Grade Inflation Might Be Grade Redistribution
Bryan Caplan has a great post arguing that teachers who favor redistribution of income should also favor redistribution of grades, i.e., pity grading.
To me, this reveals a basic inconsistency in egalitarian philosophy. If you
assign grades based on merit, and merit depends on performance unadjusted for
opportunity, then why shouldn't the same principle hold for income and wealth?
Just because you feel sorry for someone, why does that entitle them to a share
of the riches of the more successful? And if you do not adjust for unequal
opportunities when you grade, why should you adjust for unequal opportunities
when you contemplate redistribution?
In a later post he states:
Complete equalization of grades and income destroys the value of both. But moderate redistribution destroys the value of neither. The U.S. income tax has not turned America into Haiti, and basing 5% of our grades on pity rather than merit would not wreck our educational system.

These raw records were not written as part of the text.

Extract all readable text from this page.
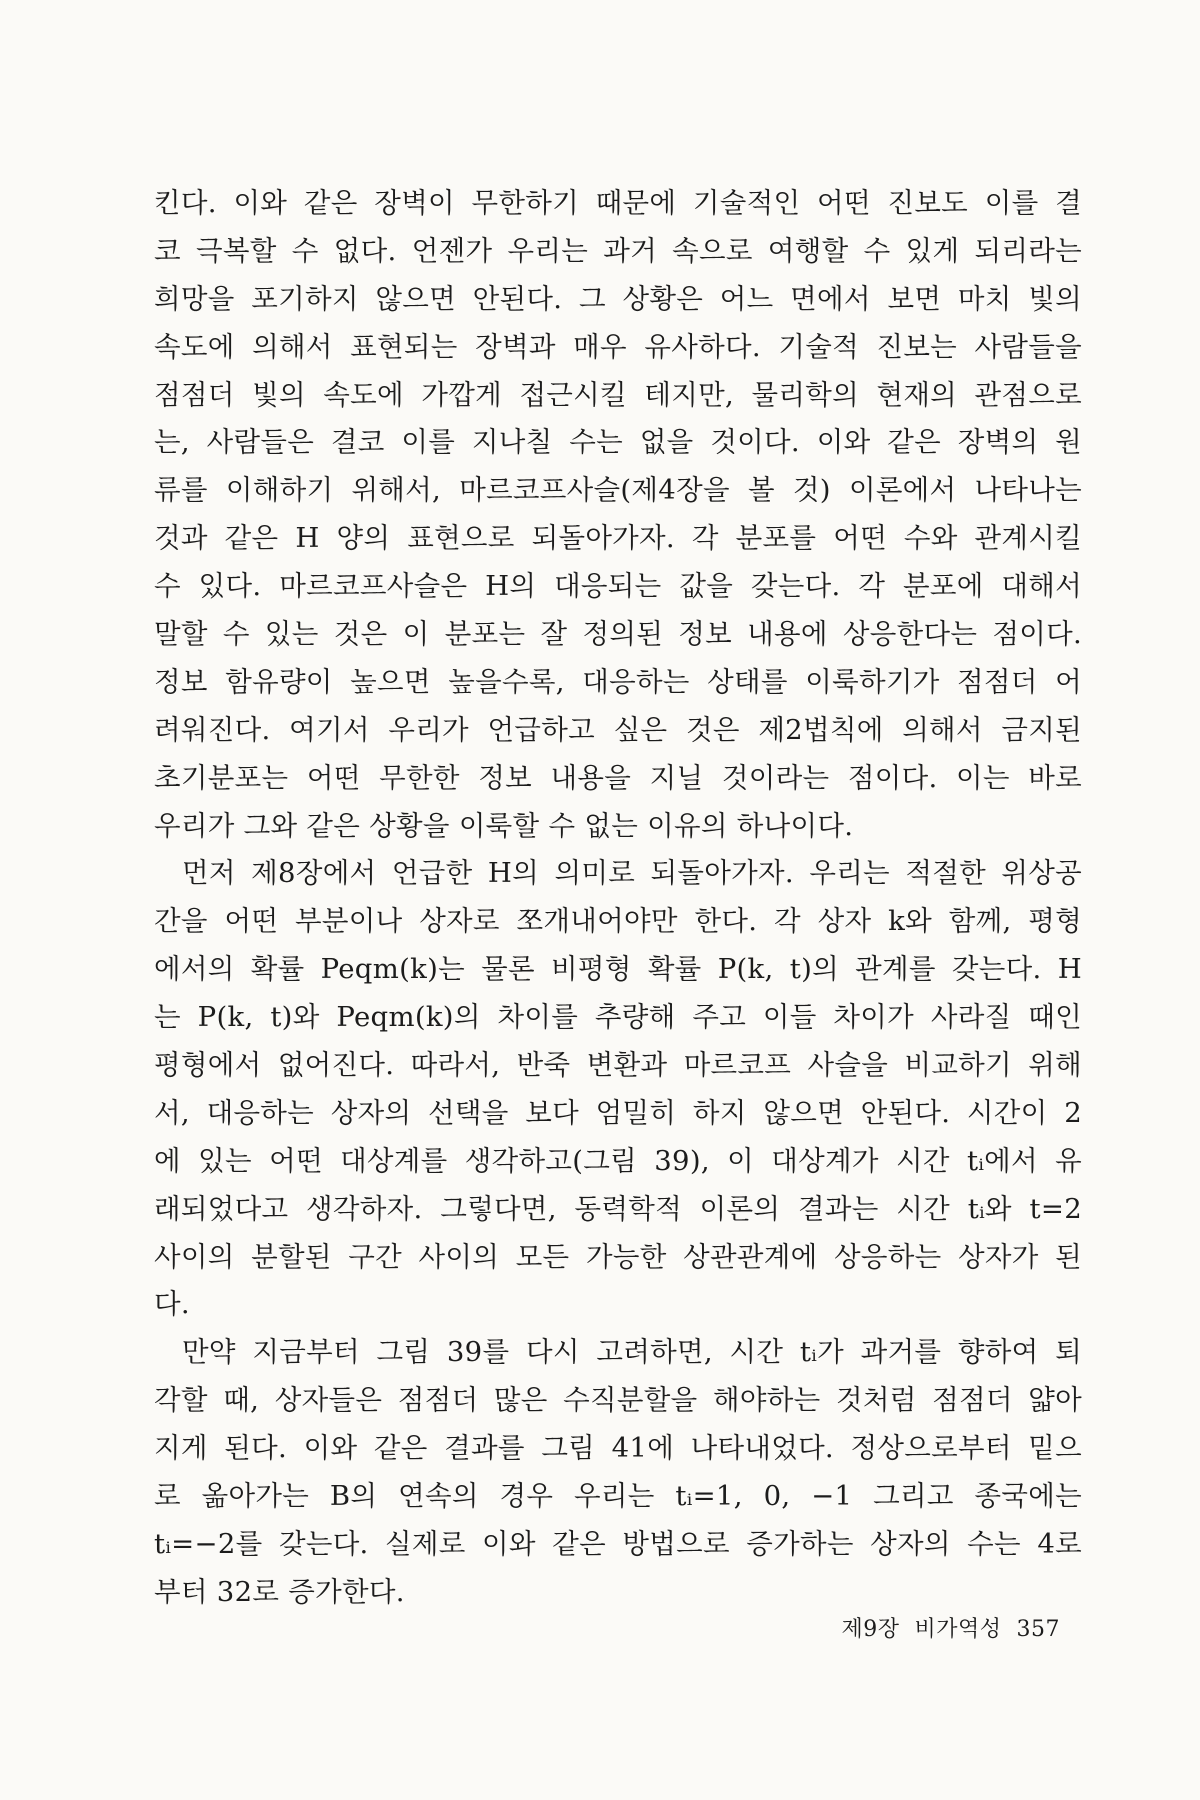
킨다. 이와 같은 장벽이 무한하기 때문에 기술적인 어떤 진보도 이를 결
코 극복할 수 없다. 언젠가 우리는 과거 속으로 여행할 수 있게 되리라는
희망을 포기하지 않으면 안된다. 그 상황은 어느 면에서 보면 마치 빛의
속도에 의해서 표현되는 장벽과 매우 유사하다. 기술적 진보는 사람들을
점점더 빛의 속도에 가깝게 접근시킬 테지만, 물리학의 현재의 관점으로
는, 사람들은 결코 이를 지나칠 수는 없을 것이다. 이와 같은 장벽의 원
류를 이해하기 위해서, 마르코프사슬(제4장을 볼 것) 이론에서 나타나는
것과 같은 H 양의 표현으로 되돌아가자. 각 분포를 어떤 수와 관계시킬
수 있다. 마르코프사슬은 H의 대응되는 값을 갖는다. 각 분포에 대해서
말할 수 있는 것은 이 분포는 잘 정의된 정보 내용에 상응한다는 점이다.
정보 함유량이 높으면 높을수록, 대응하는 상태를 이룩하기가 점점더 어
려워진다. 여기서 우리가 언급하고 싶은 것은 제2법칙에 의해서 금지된
초기분포는 어떤 무한한 정보 내용을 지닐 것이라는 점이다. 이는 바로
우리가 그와 같은 상황을 이룩할 수 없는 이유의 하나이다.
먼저 제8장에서 언급한 H의 의미로 되돌아가자. 우리는 적절한 위상공
간을 어떤 부분이나 상자로 쪼개내어야만 한다. 각 상자 k와 함께, 평형
에서의 확률 Peqm(k)는 물론 비평형 확률 P(k, t)의 관계를 갖는다. H
는 P(k, t)와 Peqm(k)의 차이를 추량해 주고 이들 차이가 사라질 때인
평형에서 없어진다. 따라서, 반죽 변환과 마르코프 사슬을 비교하기 위해
서, 대응하는 상자의 선택을 보다 엄밀히 하지 않으면 안된다. 시간이 2
에 있는 어떤 대상계를 생각하고(그림 39), 이 대상계가 시간 tᵢ에서 유
래되었다고 생각하자. 그렇다면, 동력학적 이론의 결과는 시간 tᵢ와 t=2
사이의 분할된 구간 사이의 모든 가능한 상관관계에 상응하는 상자가 된
다.
만약 지금부터 그림 39를 다시 고려하면, 시간 tᵢ가 과거를 향하여 퇴
각할 때, 상자들은 점점더 많은 수직분할을 해야하는 것처럼 점점더 얇아
지게 된다. 이와 같은 결과를 그림 41에 나타내었다. 정상으로부터 밑으
로 옮아가는 B의 연속의 경우 우리는 tᵢ=1, 0, −1 그리고 종국에는
tᵢ=−2를 갖는다. 실제로 이와 같은 방법으로 증가하는 상자의 수는 4로
부터 32로 증가한다.
제9장  비가역성  357
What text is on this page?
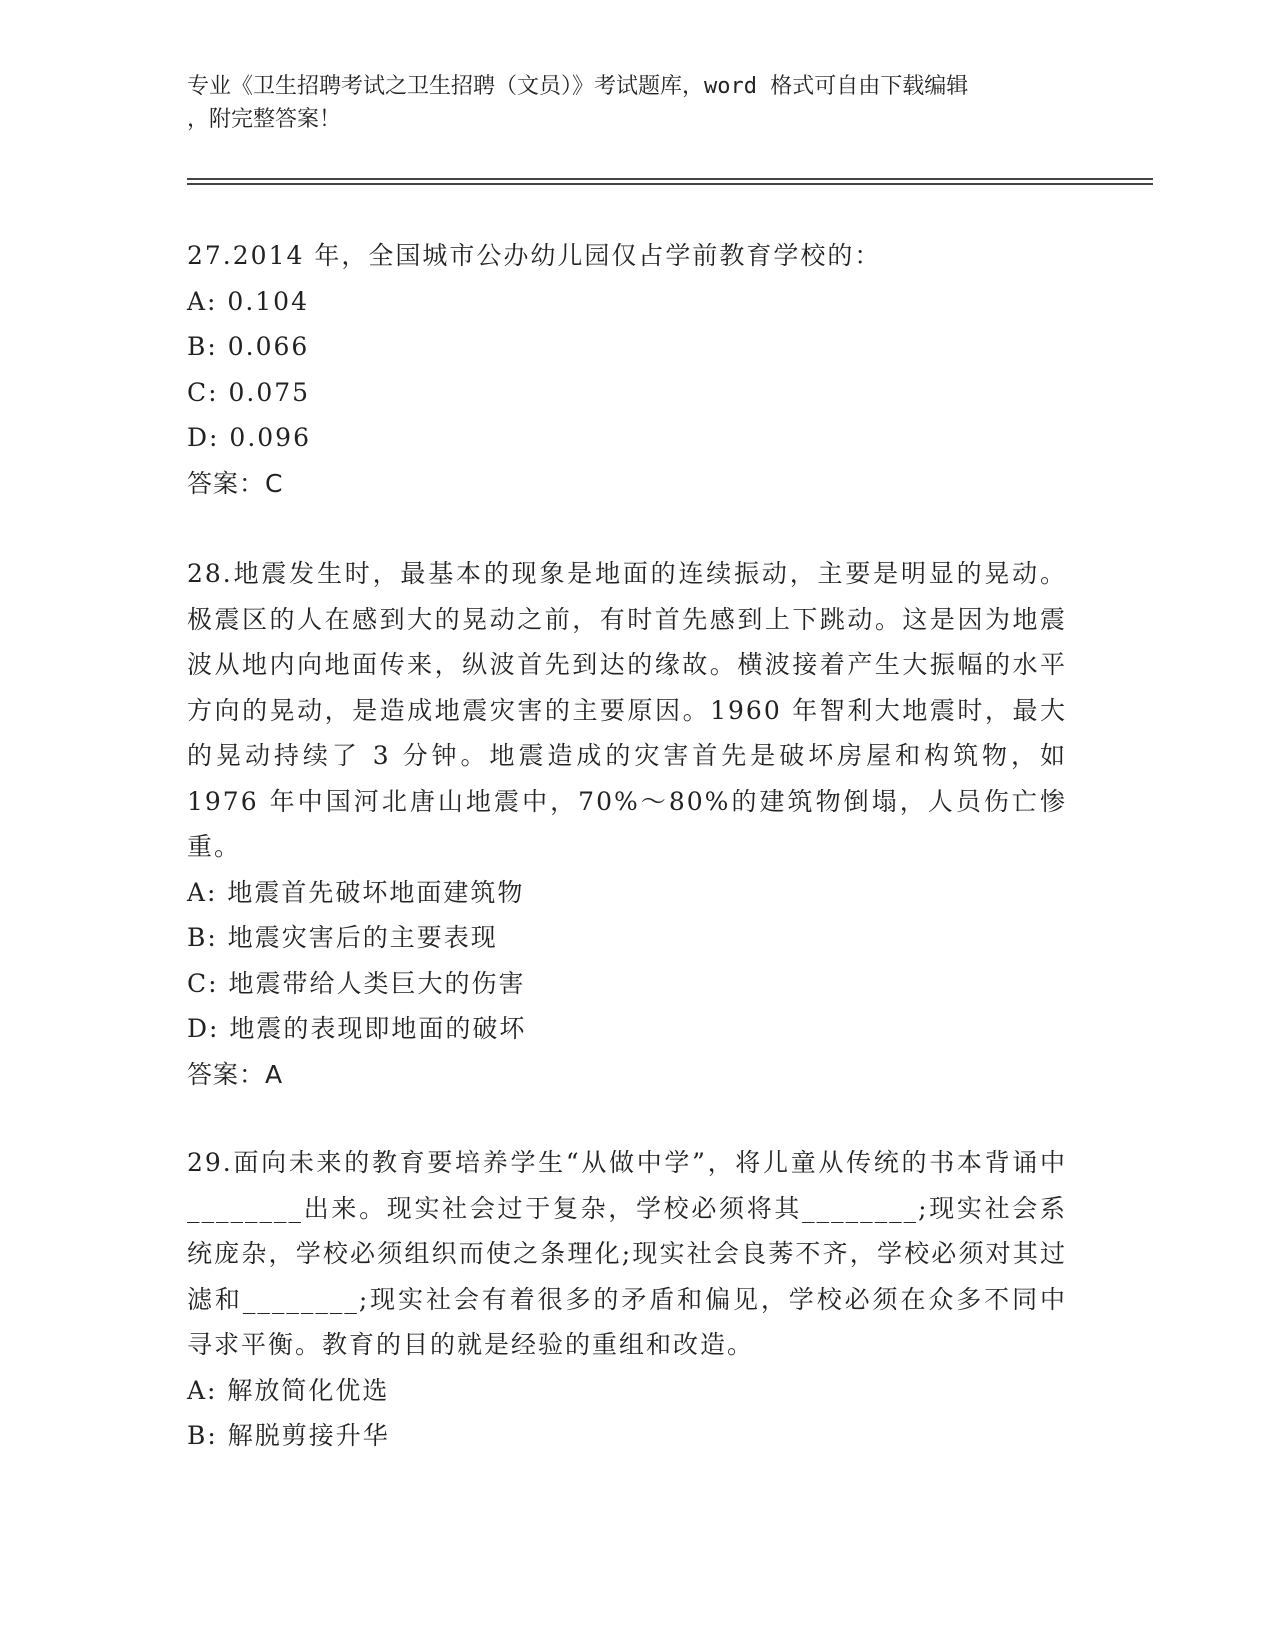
专业《卫生招聘考试之卫生招聘（文员）》考试题库，word 格式可自由下载编辑
，附完整答案！

27.2014 年，全国城市公办幼儿园仅占学前教育学校的：

A: 0.104

B: 0.066

C: 0.075

D: 0.096

答案：C

28.地震发生时，最基本的现象是地面的连续振动，主要是明显的晃动。极震区的人在感到大的晃动之前，有时首先感到上下跳动。这是因为地震波从地内向地面传来，纵波首先到达的缘故。横波接着产生大振幅的水平方向的晃动，是造成地震灾害的主要原因。1960 年智利大地震时，最大的晃动持续了 3 分钟。地震造成的灾害首先是破坏房屋和构筑物，如 1976 年中国河北唐山地震中，70%～80%的建筑物倒塌，人员伤亡惨重。

A: 地震首先破坏地面建筑物

B: 地震灾害后的主要表现

C: 地震带给人类巨大的伤害

D: 地震的表现即地面的破坏

答案：A

29.面向未来的教育要培养学生“从做中学”，将儿童从传统的书本背诵中________出来。现实社会过于复杂，学校必须将其________;现实社会系统庞杂，学校必须组织而使之条理化;现实社会良莠不齐，学校必须对其过滤和________;现实社会有着很多的矛盾和偏见，学校必须在众多不同中寻求平衡。教育的目的就是经验的重组和改造。

A: 解放简化优选

B: 解脱剪接升华
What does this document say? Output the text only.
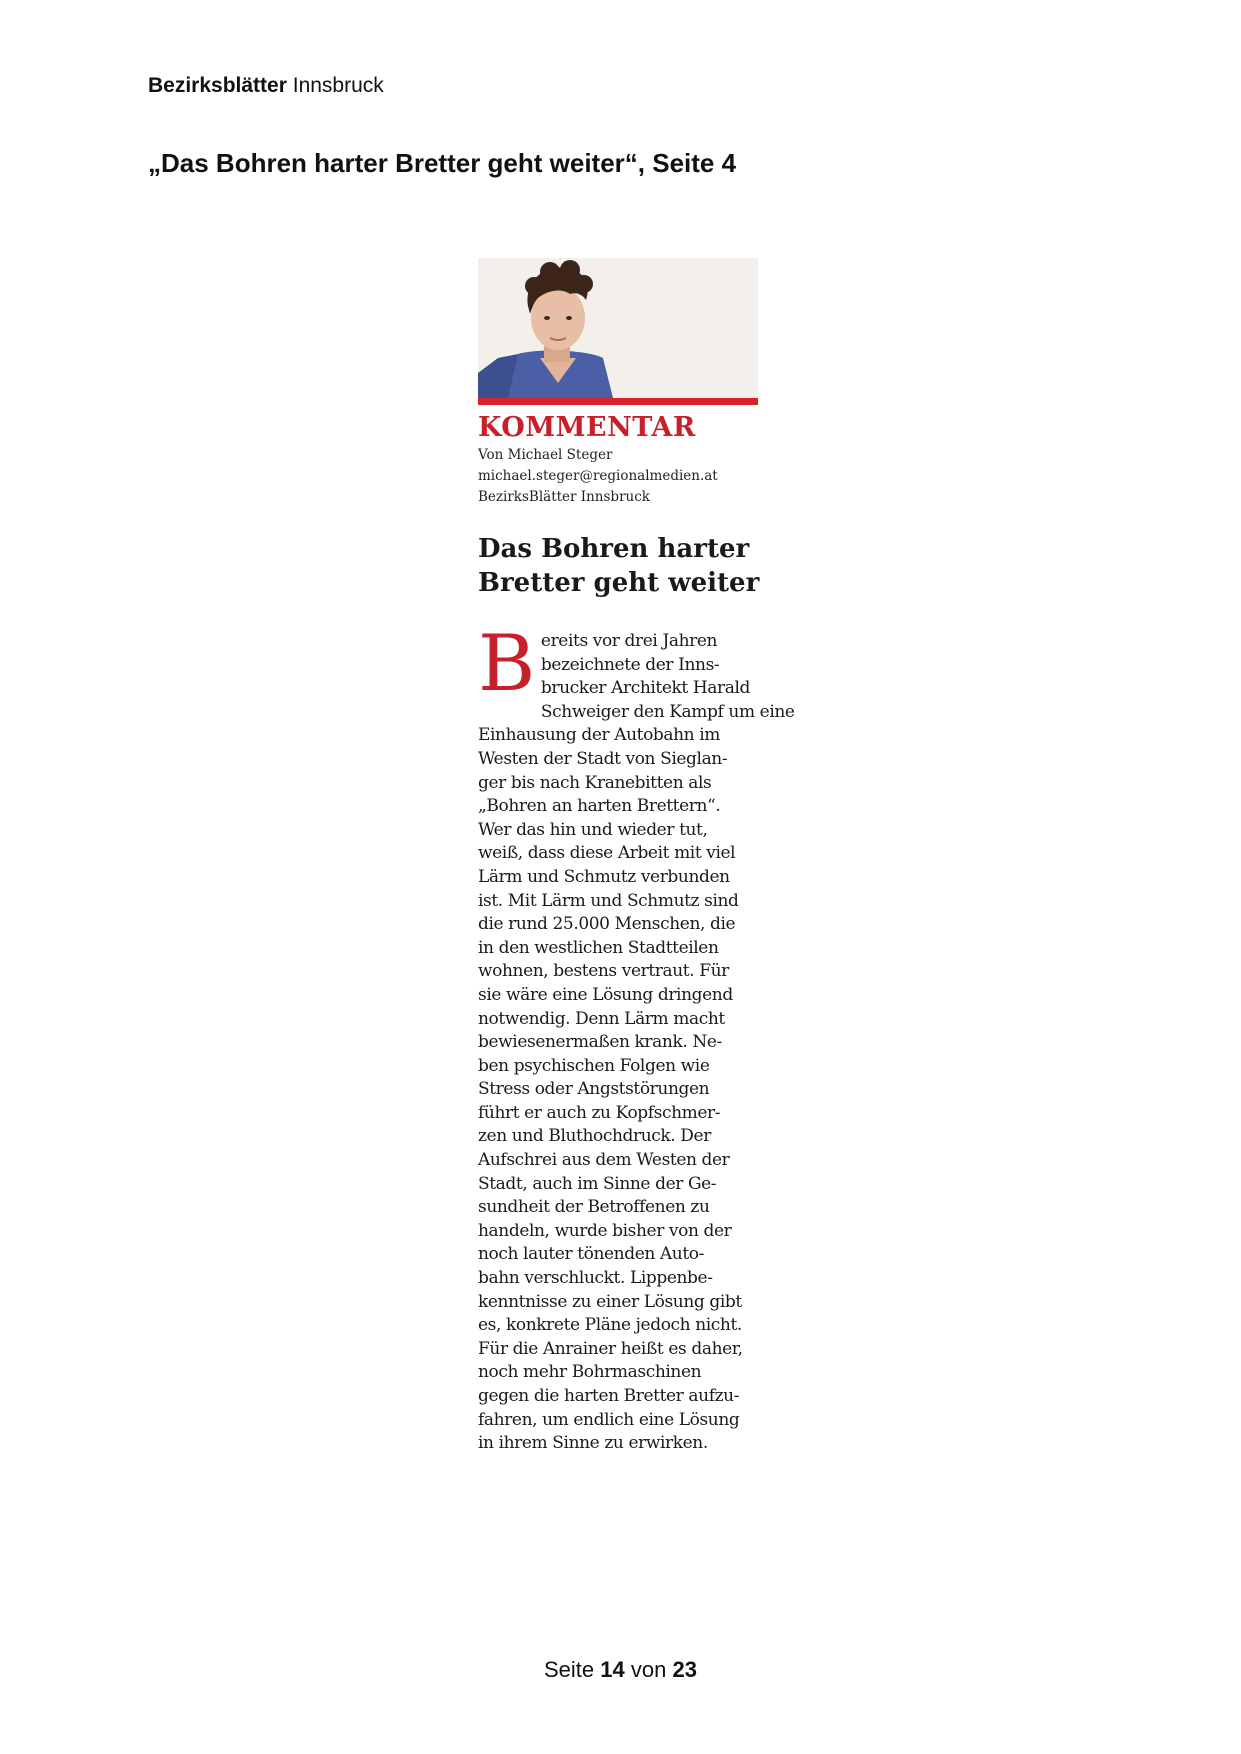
Bezirksblätter Innsbruck
„Das Bohren harter Bretter geht weiter“, Seite 4
KOMMENTAR
Von Michael Steger
michael.steger@regionalmedien.at
BezirksBlätter Innsbruck
Das Bohren harter
Bretter geht weiter
B ereits vor drei Jahren
bezeichnete der Inns-
brucker Architekt Harald
Schweiger den Kampf um eine
Einhausung der Autobahn im
Westen der Stadt von Sieglan-
ger bis nach Kranebitten als
„Bohren an harten Brettern“.
Wer das hin und wieder tut,
weiß, dass diese Arbeit mit viel
Lärm und Schmutz verbunden
ist. Mit Lärm und Schmutz sind
die rund 25.000 Menschen, die
in den westlichen Stadtteilen
wohnen, bestens vertraut. Für
sie wäre eine Lösung dringend
notwendig. Denn Lärm macht
bewiesenermaßen krank. Ne-
ben psychischen Folgen wie
Stress oder Angststörungen
führt er auch zu Kopfschmer-
zen und Bluthochdruck. Der
Aufschrei aus dem Westen der
Stadt, auch im Sinne der Ge-
sundheit der Betroffenen zu
handeln, wurde bisher von der
noch lauter tönenden Auto-
bahn verschluckt. Lippenbe-
kenntnisse zu einer Lösung gibt
es, konkrete Pläne jedoch nicht.
Für die Anrainer heißt es daher,
noch mehr Bohrmaschinen
gegen die harten Bretter aufzu-
fahren, um endlich eine Lösung
in ihrem Sinne zu erwirken.
Seite 14 von 23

I think that grade inflation is partially explained by 5% of grades being based on pity. A professor who wanted to follow the 5% pity strategy would determine what the typical standards were and distort them slightly by increasing all grades below A. Unlike income redistribution, pity grading doesn't require anyone's nominal grade to be reduced.
Pity grading might also explain why grades in the humanities are higher than grades in engineering. On average, humanities professors favor more income redistribution, so as Bryan (I'm outing him as a flamboyant, one-name personality like Madonna) points out, it makes sense that they would favor more grade redistribution.